As the system becomes more stochastic, the importance of considering these extreme events only grows. By the 2040s we are in a situation where a shock to the system leads to outcomes that would not be considered reasonable by consumers (eg, 50-100 times the reliability standard in NSW). We note that these are driven by plausible and quantifiable variations in supply and demand, rather than ‘black swan’ events that may be examined by others in the sector.
Figure 4 – Projected USE in NSW for Sunny-side up scenario implied by distribution across 13 weather reference years and 3 demand-supply sensitivities.

This is not intended to be taken a criticism of renewables, but rather an observation that current modelling of single realisations of the future is inadequate to inform the needs of the system. We need a different approach. We make the following recommendations:
- We need to start stress testing the system of the future, and understanding how variability in weather, demand, and gas supply influence reliability and resilience. In our opinion, the current ESOO is a solid starting point, but does not address the question of how we should go about filling the gaps that it identifies.
- We need to think about how the assets that will provide resilience to these events will be rewarded in the market.

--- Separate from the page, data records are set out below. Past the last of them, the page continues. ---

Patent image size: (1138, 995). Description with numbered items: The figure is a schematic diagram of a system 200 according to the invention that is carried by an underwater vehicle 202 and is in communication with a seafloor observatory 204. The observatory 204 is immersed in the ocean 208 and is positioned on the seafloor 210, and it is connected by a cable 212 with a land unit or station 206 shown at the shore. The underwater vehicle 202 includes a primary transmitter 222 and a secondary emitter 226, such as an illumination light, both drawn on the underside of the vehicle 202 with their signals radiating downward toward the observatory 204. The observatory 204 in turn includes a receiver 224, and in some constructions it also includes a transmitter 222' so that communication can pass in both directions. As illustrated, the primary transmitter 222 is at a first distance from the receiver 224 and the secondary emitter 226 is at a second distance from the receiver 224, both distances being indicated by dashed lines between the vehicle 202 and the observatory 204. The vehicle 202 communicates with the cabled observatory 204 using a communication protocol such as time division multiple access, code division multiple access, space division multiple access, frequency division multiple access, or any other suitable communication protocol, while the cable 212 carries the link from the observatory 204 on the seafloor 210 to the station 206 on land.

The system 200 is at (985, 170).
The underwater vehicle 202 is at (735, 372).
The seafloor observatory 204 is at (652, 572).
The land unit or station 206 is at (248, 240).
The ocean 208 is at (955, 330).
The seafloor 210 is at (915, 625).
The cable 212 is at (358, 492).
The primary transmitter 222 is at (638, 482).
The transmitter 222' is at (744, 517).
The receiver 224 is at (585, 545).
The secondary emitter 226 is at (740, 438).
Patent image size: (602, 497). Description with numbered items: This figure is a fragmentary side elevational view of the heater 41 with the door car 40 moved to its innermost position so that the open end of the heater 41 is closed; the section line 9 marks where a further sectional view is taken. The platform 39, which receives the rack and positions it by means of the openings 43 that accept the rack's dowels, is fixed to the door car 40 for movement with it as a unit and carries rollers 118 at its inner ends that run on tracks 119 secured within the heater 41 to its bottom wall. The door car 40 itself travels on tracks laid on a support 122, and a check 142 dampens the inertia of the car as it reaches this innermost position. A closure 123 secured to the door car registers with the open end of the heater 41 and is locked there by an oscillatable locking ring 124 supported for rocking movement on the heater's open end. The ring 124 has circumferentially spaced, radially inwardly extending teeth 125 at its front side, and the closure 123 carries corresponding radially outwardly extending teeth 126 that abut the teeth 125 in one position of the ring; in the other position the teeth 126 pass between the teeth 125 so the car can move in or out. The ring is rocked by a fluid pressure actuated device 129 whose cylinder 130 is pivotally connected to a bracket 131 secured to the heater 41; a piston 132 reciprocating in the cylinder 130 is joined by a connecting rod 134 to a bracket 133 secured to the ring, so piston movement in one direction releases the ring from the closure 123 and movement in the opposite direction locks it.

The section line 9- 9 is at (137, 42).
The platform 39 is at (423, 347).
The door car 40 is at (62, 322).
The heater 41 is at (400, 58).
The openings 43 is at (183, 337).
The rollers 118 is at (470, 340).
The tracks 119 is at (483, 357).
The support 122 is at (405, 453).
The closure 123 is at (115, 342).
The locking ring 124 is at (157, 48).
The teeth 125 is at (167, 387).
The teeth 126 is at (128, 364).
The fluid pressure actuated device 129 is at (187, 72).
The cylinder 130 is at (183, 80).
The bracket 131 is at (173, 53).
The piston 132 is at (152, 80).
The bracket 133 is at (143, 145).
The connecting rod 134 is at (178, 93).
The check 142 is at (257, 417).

Even with a very high market price cap, a generator that is only required under very extreme circumstances may never get built because of the challenges of obtaining financing for assets that are only used in 1 in 50 or 1 in 100 year events.
- Finally, stress testing needs to consider all elements of the energy supply chain. From gas supply to hydrology and network availability. Models that can provide insights into these risks will help us build a system that exploits the many advantages of renewables, but recognises and addresses the blind spots of a high VRE system.
In conclusion, we need to understand that the nature of risk in this future system is fundamentally different to that which existed in our legacy system, and that our existing approaches may give highly misleading answers as to reliability and risk.